Hepatitis A virus (HAV) is a RNA hepatovirus (in the picornavirus family)
– It is a naked capsid (unenveloped), linear single-stranded, positive-sense RNA virus with a cubic (icosahedral) symmetry
-it replicates in the cytoplasm of the intestinal mucosa by using viral RNA polymerase.
-The virus is transmitted by the fecal-oral route
-More than 90% of adult population is seropositive in developing countries
-The incubation period averages 30 days. it is followed by viremia and spread to the liver and cause lymphoid cell infiltration, necrosis of liver parenchymal cells, and proliferation of Kupffer cells.
-There is no chronic carrier state.
-Risk factors: crowding, poor sanitation,in men who have sex with men, in illicit drug users, and in travelers from the developed countries visiting developing areas of the world.
Symptoms & Signs:
-Contagion is greatest 10 to 14 days before the symptoms appear
-When symptomatic, there is usually fever,malaise, myalgia, arthralgia, easy fatigability, upper respiratory symptoms, a distaste for smoking, anorexia, nausea, right upper quadrant abdominal pain, and jaundice.
-Hepatomegaly, liver tenderness, splenomegaly
-Dark urine and clay-colored stools may be noticed by the patient 1 to 5 days before the onset of clinical jaundice.
Diagnosis:
-Initial immune response is the development of HAV-specific IgM antibody followed by appearance of IgG after a few weeks.
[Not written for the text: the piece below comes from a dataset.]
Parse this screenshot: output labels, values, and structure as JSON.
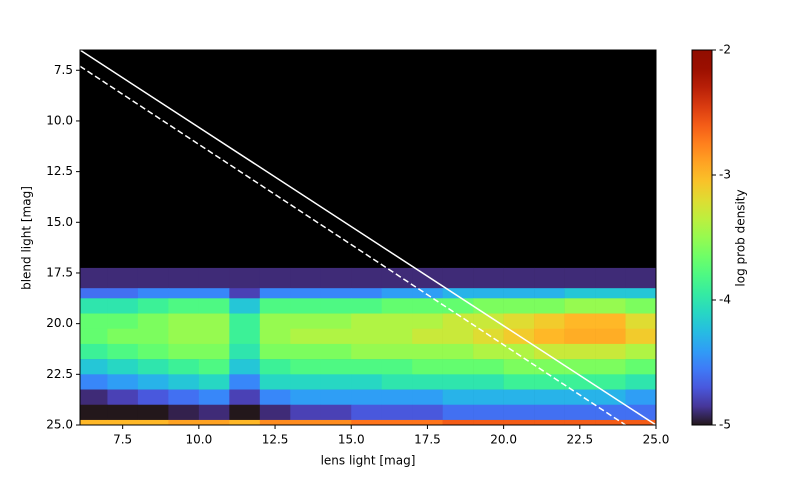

So, the best method for documentation of acute HAV infection is the demonstration of high titers of virus-specific IgM antibody during the acute phase of illness.
-Reverse transcriptase polymerase chain reaction (RT-PCR) can also be used to detect HAV.
-Serum aminotransferases such as ALT and AST as well as bilirubin levels are elevated.
Treatment:
-There is no specific treatment for HAV.
-Supportive measures include adequate nutrition and rest.
-Immune serum globulin (ISG) provides temporary protection if given before or during the incubation period of the disease.
Prevention: an effective inactivated HAV vaccine given in 2 doses 6-12 months apart is recommended for use in children at age 1 and in adults.
-Hepatitis A vaccine prevents postexposure infection
Prognosis:
– Almost all cases (99%) of HAV are self-limiting.
-Hepatitis A does not cause chronic liver disease
-IgG-specific antibody is protective
Q: What is the major mode of spread of HAV? by fecal–oral exposure
Q: Why demonstration of IgG antibody is not indicative of recent HAV infection? Because it persists indefinitely
Q: Why do acute hepatitis patients produce dark-colored urine and clay-colored stool? Dark-colored urine is due to excessive bilirubin in urine and clay colored stool is due to lack of drainage of bile salts in the stool through the biliary system due to liver infection.
Q: Why is administration of ISG not indicated when a patient develops clinical symptoms of HAV? Because the patient starts producing antibodies by the time of clinical symptoms.